Repartition kiilled because OOM?

How severe does this issue affect your experience of using Ray?

  • Low: It annoys or frustrates me for a moment.

I have a 100GB parquet dataset in google cloud storage. Currently, there are 500 partitions, and I’m trying to change it to 2000 partitions. I attempted to run the code below on a cluster of 5 nodes, each of which has 600GB of RAM.

import gcsfs
import ray.data as rd

gs_project = "my-project"
pq_paths = ["gs://path-1.parquet", ..., "gs://path-500.parquet"]
fs = gcsfs.GCSFileSystem(project=gs_project)
output_dir = "gs://output.parquet"
num_partitions = 2000
(
    rd.read_parquet(pq_paths, filesystem=fs, ray_remote_args={"max_retries": 10}).
    repartition(num_blocks=num_partitions, shuffle=False).
    write_parquet(output_dir, filesystem=fs)
)

When this runs, memory spikes sharply to ~100% on 2 of my nodes, then I just see “killed” in bash. I’m using ray 1.11.0. If it helps, this snippet worked with ray 1.8.0: Memory would spike, but plasma would fill up, and data would spill to disk.

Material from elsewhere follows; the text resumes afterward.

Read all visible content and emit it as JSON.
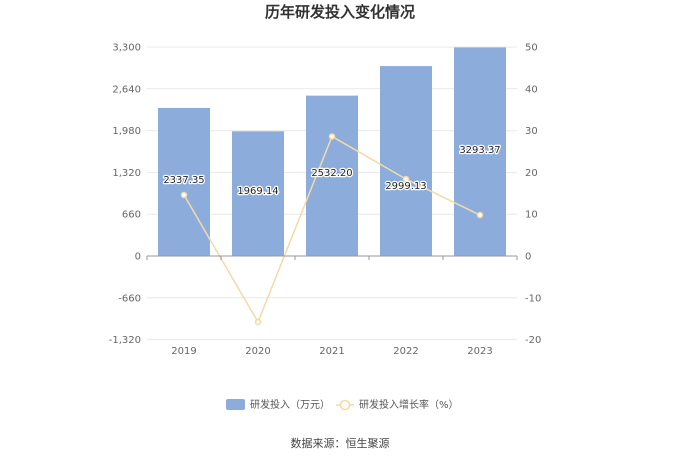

Is there anything I can do to fix it?

Hi @hahdawg, thanks for posting!

That suggests that data/tasks are not getting properly load balanced across the cluster, which should happen automatically. A few clarifying questions and suggestions:

  1. What’s the memory utilization of the other 3 nodes when that spike happens?
  2. How large is the in-memory representation of the data?
  3. You’re saying that this exact same snippet worked on Ray 1.8, correct?
  4. Could you try the recent Ray 1.12 release and see if it still OOMs?